One of the practical matters decided upon during the meeting was the formation of smaller task forces to deal with the different areas of science needed to assist global development, as well as the type of approaches needed.

Prof Zakri notes that science has already accumulated a lot of knowledge, but that knowledge needs to be applied to solve practical problems, and made acceptable to different countries in different stages of development.

He adds that the board is also interested in examining the applications of indigenous or local knowledge.

“The (application of) conventional science is to be expected, but there is also a notion of the relevance of (such) knowledge.

“These are practical actions that have been tested by numerous indigenous or local communities around the world,” he says, citing the example of the fire-fighting techniques of Australian aborigines.

The idea, he adds, is to see if this practical localised knowledge can be applied in other parts of the world.

Proving its worth

More importantly, Prof Zakri believes that the board needs to prove its relevance as quickly as possible.

“I firmly believe we need to have early wins, to demonstrate the usefulness of such a panel.

“And to demonstrate that early win, you would have to produce best practices or examples on the ground – that is the challenge that we are still looking at,” he says.

Prof Zakri will have the opportunity to push for this goal at the board’s next meeting in July, as he will be co-chair.

“Most of the sessions at the (first) meeting were chaired by the director-general of Unesco, Irina Bokova, but I was pleased to be requested by her to co-chair the next meeting of the board this year.”

As for his own take on this inaugural meeting, Prof Zakri says: “These are senior people, wise people.

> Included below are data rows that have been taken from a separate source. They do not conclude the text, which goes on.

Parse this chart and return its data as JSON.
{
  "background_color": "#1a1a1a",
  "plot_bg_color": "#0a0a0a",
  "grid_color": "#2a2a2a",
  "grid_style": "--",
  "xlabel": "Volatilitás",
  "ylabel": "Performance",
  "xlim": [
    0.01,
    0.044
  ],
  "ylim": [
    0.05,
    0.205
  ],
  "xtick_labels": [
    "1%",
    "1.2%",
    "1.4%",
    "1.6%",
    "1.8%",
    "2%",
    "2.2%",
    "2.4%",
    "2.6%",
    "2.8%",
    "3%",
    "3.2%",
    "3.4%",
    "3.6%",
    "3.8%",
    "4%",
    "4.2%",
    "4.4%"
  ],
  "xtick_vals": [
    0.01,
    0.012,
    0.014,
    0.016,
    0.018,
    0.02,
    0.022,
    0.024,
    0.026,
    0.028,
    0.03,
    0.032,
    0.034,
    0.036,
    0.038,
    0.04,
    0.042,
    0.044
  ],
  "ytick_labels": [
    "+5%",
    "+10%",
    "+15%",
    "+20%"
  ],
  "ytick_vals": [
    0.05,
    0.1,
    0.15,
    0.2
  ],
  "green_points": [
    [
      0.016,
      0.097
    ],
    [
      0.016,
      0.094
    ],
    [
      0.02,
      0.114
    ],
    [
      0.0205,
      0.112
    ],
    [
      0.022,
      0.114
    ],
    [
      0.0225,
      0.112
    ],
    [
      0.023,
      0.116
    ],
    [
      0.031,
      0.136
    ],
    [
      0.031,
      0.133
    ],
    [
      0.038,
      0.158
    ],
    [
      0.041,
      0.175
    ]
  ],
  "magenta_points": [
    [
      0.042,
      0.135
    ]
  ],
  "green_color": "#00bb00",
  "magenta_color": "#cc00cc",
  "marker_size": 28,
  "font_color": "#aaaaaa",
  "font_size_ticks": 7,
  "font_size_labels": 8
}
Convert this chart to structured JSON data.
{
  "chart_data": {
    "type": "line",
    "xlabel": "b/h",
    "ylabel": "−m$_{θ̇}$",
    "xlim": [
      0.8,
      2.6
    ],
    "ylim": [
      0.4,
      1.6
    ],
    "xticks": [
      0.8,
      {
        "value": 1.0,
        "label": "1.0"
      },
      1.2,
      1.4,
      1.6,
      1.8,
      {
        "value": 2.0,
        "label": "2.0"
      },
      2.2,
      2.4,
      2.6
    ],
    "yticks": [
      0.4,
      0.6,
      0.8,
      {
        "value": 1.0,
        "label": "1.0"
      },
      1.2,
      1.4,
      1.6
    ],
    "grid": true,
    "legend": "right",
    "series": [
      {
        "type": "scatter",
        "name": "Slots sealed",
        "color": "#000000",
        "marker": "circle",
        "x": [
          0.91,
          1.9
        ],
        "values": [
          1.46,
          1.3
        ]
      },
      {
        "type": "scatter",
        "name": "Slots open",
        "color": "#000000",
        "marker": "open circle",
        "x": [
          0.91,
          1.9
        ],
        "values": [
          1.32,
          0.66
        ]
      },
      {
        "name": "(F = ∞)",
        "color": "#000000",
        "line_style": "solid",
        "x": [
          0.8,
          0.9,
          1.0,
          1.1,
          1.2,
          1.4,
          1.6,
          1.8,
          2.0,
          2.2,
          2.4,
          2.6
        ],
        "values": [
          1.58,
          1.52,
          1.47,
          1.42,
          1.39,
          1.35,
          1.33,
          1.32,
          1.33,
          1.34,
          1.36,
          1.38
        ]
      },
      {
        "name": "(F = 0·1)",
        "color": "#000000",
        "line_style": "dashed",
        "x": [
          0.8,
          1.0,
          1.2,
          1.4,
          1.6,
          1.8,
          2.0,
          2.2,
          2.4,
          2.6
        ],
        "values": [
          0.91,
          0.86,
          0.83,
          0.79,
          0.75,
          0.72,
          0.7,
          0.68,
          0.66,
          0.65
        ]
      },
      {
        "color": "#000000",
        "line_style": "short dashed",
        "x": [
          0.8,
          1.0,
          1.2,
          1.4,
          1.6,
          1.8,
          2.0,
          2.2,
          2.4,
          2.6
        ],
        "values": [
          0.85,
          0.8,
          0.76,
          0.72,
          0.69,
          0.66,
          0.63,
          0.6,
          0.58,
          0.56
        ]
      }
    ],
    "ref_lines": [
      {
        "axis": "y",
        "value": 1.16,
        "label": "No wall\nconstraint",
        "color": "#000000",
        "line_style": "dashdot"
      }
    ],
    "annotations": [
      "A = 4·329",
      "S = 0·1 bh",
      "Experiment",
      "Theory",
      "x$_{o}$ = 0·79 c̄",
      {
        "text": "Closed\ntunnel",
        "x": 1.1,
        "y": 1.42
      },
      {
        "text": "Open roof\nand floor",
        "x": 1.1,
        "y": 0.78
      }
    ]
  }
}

And all the voices expressed are really sensible.

“For me, personally, it has been an inspiring meeting, to be with this group. There were a lot of attempts to understand one another’s views and to come to a consensus.

“But we also had a very able chair. It is no coincidence that the Unesco director-general was chairing our meeting.”

The ultimate purpose of the board, he says, is to look for knowledge that has practical use.

“I think at the end of the day, that is the value of such an eminent board – to access, to collect, to collate, to synthesise that scientific knowledge that can be translated into very useful practical recommendations, which can applied on the ground in (the) respective countries of the world.

“That would ... (give us) our legitimacy.”